Published on August 8th, 2025

Title IX created a foundation that allowed me to access sports growing up, but that access didn’t always come with equal resources. In track, I trained on the same track as the boys, but events like the 400m hurdles weren’t offered across our district, which directly impacted me as a hurdler. In basketball, our girls’ team never practiced on a regulation court, unlike the boys. Outside school, I often relied on open gym hours, which inherently favored boys and men, and the concept of a “girls’ open gym” was nonexistent. While I had a woman coach in track, I rarely saw Black women in leadership, which shaped what I believed was possible for myself. Now, in my work advocating for sports equity, I see clearly that Title IX was just the beginning. The real work is making sure sport is joyful, culturally responsive, and welcoming to all girls, women, and gender-expansive athletes. That requires systems change, authentic allyship, and co-conspirators who are committed to transforming the culture of sport.

It’s wild to think that National Girls & Women in Sports Day turns 40 this year. I turn 40 in October, so I’m truly a Title IX baby, having grown up right alongside it.
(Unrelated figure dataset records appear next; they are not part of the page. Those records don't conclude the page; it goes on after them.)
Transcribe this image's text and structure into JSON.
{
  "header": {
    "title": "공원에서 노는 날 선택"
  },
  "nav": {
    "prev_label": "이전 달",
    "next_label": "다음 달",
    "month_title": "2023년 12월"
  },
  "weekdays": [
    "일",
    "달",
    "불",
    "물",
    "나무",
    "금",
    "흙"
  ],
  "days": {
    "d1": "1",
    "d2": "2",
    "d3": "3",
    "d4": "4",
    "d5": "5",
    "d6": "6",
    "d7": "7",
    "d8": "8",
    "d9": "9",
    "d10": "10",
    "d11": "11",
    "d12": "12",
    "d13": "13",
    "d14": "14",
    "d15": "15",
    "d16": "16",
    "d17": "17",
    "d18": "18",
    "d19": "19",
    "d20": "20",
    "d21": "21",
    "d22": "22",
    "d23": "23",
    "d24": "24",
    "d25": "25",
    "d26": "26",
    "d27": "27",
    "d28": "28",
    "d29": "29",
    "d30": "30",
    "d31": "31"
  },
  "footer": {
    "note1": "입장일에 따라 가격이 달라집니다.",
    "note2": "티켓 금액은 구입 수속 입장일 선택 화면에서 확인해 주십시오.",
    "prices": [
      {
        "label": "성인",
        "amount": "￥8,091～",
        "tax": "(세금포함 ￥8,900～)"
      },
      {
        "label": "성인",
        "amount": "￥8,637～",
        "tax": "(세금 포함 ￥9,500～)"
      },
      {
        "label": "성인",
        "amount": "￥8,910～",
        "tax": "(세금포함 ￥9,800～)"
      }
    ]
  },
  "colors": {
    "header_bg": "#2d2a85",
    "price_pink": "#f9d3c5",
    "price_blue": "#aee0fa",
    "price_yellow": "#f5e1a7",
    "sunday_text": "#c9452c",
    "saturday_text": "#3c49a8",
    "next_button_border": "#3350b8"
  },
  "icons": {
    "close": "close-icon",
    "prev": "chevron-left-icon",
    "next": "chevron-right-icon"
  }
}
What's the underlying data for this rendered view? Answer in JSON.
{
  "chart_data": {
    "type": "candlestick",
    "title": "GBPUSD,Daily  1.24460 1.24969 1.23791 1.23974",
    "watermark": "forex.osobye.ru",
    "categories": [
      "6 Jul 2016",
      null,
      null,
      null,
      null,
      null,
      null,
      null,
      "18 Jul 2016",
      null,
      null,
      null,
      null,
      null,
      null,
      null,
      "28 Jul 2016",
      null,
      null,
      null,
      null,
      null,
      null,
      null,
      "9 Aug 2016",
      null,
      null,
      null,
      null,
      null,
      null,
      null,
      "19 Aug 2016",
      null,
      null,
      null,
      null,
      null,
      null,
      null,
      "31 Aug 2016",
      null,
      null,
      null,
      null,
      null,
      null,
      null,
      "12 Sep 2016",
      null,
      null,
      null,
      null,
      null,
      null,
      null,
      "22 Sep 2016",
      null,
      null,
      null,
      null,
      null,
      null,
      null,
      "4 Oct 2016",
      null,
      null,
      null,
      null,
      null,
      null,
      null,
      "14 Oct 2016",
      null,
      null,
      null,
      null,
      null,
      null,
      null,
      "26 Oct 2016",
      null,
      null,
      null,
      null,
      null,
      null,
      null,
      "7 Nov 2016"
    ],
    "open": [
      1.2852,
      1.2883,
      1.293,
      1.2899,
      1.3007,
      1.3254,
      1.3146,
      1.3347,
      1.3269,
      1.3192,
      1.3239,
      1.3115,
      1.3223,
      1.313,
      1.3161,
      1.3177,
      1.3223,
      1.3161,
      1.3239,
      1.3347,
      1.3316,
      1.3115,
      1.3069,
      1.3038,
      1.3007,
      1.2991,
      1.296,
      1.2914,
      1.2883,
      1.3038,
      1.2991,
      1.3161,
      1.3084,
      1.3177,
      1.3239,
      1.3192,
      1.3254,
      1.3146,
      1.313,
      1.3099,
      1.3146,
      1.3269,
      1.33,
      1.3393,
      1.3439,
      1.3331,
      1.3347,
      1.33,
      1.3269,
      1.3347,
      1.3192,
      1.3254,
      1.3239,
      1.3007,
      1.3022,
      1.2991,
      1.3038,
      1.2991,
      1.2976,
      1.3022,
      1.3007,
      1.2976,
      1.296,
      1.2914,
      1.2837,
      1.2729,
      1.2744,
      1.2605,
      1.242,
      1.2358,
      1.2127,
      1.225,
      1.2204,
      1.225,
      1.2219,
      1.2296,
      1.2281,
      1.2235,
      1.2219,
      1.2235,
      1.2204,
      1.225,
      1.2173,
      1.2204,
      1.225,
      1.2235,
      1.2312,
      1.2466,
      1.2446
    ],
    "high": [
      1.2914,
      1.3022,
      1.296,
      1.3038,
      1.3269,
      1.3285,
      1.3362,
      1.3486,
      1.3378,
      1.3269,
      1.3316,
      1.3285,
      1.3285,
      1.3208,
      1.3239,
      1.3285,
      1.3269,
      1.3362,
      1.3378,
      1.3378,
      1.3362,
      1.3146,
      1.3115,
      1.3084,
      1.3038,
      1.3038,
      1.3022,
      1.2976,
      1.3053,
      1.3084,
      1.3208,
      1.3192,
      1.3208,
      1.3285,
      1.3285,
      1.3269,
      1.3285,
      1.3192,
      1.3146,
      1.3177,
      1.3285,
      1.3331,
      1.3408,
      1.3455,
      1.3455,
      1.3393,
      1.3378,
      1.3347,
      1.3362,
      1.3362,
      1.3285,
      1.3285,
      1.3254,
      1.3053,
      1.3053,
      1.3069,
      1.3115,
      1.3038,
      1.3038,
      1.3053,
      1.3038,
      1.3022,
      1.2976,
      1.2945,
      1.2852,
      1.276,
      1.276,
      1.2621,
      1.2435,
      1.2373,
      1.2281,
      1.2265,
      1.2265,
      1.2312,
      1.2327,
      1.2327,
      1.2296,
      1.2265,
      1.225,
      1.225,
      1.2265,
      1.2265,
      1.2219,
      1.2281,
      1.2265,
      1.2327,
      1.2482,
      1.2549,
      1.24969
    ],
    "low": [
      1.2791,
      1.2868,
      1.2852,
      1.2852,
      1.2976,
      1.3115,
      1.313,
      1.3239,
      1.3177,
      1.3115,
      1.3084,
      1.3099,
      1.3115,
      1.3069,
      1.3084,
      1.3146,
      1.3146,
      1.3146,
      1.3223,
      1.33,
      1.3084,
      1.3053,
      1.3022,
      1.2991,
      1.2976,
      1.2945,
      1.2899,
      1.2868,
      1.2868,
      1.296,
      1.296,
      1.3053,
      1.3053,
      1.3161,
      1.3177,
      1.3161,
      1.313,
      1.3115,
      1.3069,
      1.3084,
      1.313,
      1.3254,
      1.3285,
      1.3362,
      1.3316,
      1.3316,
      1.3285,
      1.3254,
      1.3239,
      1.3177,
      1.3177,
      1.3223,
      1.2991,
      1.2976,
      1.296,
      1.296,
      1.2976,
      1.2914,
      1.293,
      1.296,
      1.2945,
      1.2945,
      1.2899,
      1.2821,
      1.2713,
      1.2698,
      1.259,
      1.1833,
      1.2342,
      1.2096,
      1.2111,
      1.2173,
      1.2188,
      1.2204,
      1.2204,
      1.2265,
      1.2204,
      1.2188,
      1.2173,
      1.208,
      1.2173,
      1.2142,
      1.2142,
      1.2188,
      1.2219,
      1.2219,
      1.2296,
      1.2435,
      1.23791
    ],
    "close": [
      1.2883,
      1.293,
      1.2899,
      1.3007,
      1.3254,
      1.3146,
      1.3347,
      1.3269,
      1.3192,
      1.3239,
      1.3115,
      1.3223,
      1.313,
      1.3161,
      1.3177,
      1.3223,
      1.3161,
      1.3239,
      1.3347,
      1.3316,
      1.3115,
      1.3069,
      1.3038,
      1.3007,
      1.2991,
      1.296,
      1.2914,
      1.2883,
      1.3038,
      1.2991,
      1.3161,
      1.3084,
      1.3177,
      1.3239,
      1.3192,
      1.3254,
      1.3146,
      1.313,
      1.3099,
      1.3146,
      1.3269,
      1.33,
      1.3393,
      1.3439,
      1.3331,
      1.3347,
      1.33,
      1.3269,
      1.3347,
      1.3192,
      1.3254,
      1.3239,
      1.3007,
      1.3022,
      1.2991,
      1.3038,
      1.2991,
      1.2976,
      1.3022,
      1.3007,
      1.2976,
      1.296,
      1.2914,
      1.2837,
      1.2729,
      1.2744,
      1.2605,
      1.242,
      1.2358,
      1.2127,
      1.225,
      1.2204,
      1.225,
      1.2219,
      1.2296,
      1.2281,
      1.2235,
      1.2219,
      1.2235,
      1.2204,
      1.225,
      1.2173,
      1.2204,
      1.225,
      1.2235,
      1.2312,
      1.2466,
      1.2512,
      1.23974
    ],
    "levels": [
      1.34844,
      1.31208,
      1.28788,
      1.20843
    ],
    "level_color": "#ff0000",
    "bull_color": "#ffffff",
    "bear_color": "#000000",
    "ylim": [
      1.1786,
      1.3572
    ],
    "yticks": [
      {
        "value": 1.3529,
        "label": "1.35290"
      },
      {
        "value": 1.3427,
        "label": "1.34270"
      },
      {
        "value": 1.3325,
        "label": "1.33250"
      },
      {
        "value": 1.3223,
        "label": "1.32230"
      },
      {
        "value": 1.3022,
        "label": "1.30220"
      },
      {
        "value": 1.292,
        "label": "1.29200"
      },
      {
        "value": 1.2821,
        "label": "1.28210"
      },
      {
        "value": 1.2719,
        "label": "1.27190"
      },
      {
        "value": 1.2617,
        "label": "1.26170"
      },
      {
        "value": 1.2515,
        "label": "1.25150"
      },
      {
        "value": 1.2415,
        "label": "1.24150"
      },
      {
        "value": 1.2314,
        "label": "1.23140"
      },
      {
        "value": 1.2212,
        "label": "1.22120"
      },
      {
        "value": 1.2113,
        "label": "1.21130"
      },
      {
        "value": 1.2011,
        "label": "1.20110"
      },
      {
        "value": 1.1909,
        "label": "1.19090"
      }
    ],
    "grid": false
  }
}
That marker is both powerful and sobering. While we’ve come a long way, there are still women like my shero and friend Coach Alicia Berber at Riverside City College who are fighting daily just to play, coach, and feel safe and valued in sport. A day like this matters because it fills our collective tank. It gives us a moment to celebrate progress, amplify victories, and build the community we need to sustain this work. I want girls, especially those from Black and Brown communities, to see themselves so they can dream themselves. This platform shines a light on the leaders and role models doing the work, helping girls in every space—urban, suburban, and rural—envision their place in the sports world.

For me, the future of women’s sports is rooted in one word: belonging. That continues to be the North Star in all of my work. I hope for a world where girls and women, especially those navigating multiple identities, feel seen, affirmed, and free to explore sports in ways that spark joy and confidence. Whether they play competitively or recreationally, they deserve spaces that allow them to fall in love with themselves as athletes. Sports, when done right, can be a place of healing, identity, and growth. But to get there, we must reimagine who leads, who funds, who decides, and who is celebrated. That means centering voices that have been historically marginalized and reshaping the sports landscape, which still skews hypermasculine, heteronormative, cisgender, and white, into one that reflects the full, expansive beauty of our communities.